According to the defendant, the dealership pressured him into taking the Audi car rather than the Mercedes he wanted, and agreed to accept a postdated check as the down payment. He was, he said, “baited and switched”. Furthermore, because the defendant is a large person, he did not fit well in the Audi. He returned it to the dealer after just a week and gave the keys back to the salesman. He did not realize that the check had been “put through” until he spoke with Investigator Terry. Now that defendant had been located, it would have been a simple matter to have him arrested; however, Investigator Terry understood that the case would not be worth much if we could not contradict the defendant’s story. A call to the dealership confirmed that no one there remembered this transaction, and they have a strict policy against taking postdated checks.

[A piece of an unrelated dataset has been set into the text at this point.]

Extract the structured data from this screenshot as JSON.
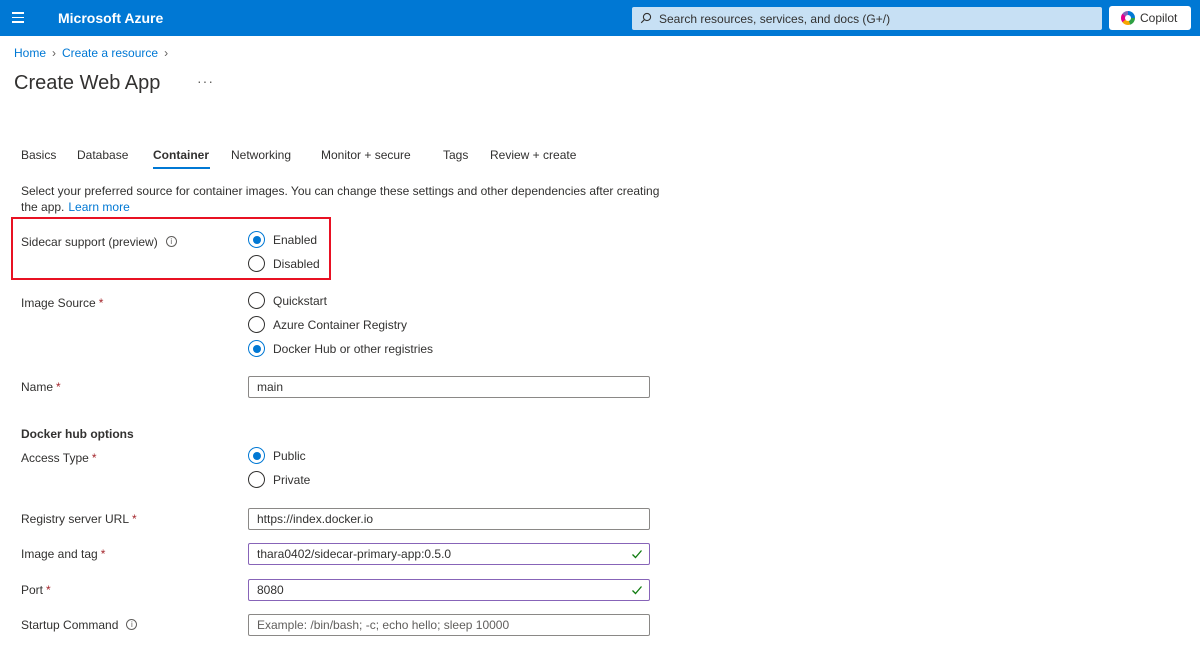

Investigator Terry ran the title history, and found that the car is currently registered in Georgia. The current owner told him he bought the car from Brand Spankin Used Autos. They bought it through Trinity Auto Auction from VW Credit. VW Credit is the parent of Audi Finance. Investigator Terry obtained the records on the car from VW Credit. They show that VW had the car repossessed on September 3, 2003, in front of the Defendant’s house, more than four months after he had written the bad check for it. Audi’s records have a printout of collection attempts, including numerous promises from the defendant to pay what he owed, and his inquiry about how to get the car back once it had been repossessed. The defendant assumed that no one would go to the trouble of checking his story, and that the records of the transaction would be gone after three years.

This case is an illustration typical of Mike Terry’s work. He could have had the defendant arrested, and then gone on to other tasks. But instead, he took the additional time and effort and turned a weak case into a strong one while taking a repeat offender off of the streets.